Rewrite the ellipse \( 9x^2 + 4y^2 = 72 \) in standard form: \[ \frac{x^2}{8} + \frac{y^2}{18} = 1 \implies a^2 = 8, b^2 = 18 \implies a = 2\sqrt{2}, b = 3\sqrt{2} \] The tangent to the ellipse \(\frac{x^2}{a^2} + \frac{y^2}{b^2} = 1\) at \((x_1, y_1)\) is: \[ \frac{xx_1}{a^2} + \frac{yy_1}{b^2} = 1 \] At \((2, 3)\), with \(a^2 = 8\), \(b^2 = 18\): \[ \frac{2x}{8} + \frac{3y}{18} = 1 \implies \frac{x}{4} + \frac{y}{6} = 1 \implies 3x + 2y = 12 \] X-axis intercept (\(y = 0\)): \(3x = 12 \implies x = 4\). Point: \((4, 0)\).

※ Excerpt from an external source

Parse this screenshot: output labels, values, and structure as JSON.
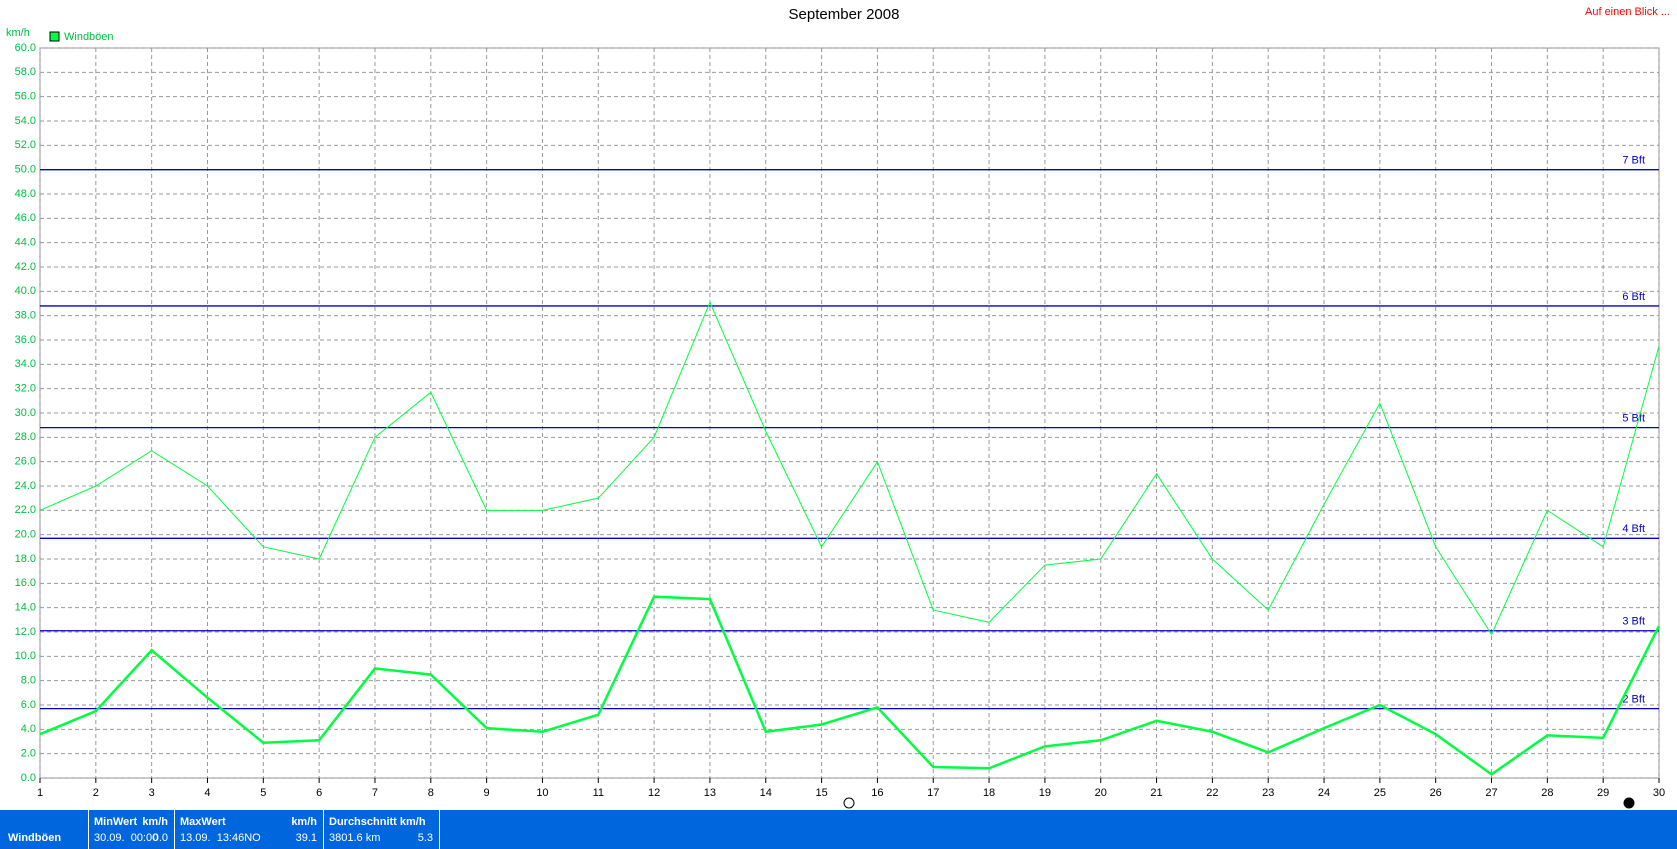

The normal at \((x_1, y_1)\) is: \[ \frac{a^2 x}{x_1} - \frac{b^2 y}{y_1} = a^2 - b^2 \] At \((2, 3)\), with \(a^2 = 8\), \(b^2 = 18\): \[ \frac{8x}{2} - \frac{18y}{3} = 8 - 18 \implies 4x - 6y = -10 \implies 2x - 3y = -5 \] X-axis intercept (\(y = 0\)): \(2x = -5 \implies x = -\frac{5}{2}\). Point: \(\left(-\frac{5}{2}, 0\right)\). The triangle vertices are \((4, 0)\), \(\left(-\frac{5}{2}, 0\right)\), and \((2, 3)\). Base length (distance along X-axis): \[ \left| 4 - \left(-\frac{5}{2}\right) \right| = 4 + \frac{5}{2} = \frac{13}{2} \] Height is the y-coordinate of \((2, 3)\): 3. Area: \[ \frac{1}{2} \times \text{base} \times \text{height} = \frac{1}{2} \times \frac{13}{2} \times 3 = \frac{39}{4} \] Option (2) is correct. Options (1), (3), and (4) do not match the calculated area.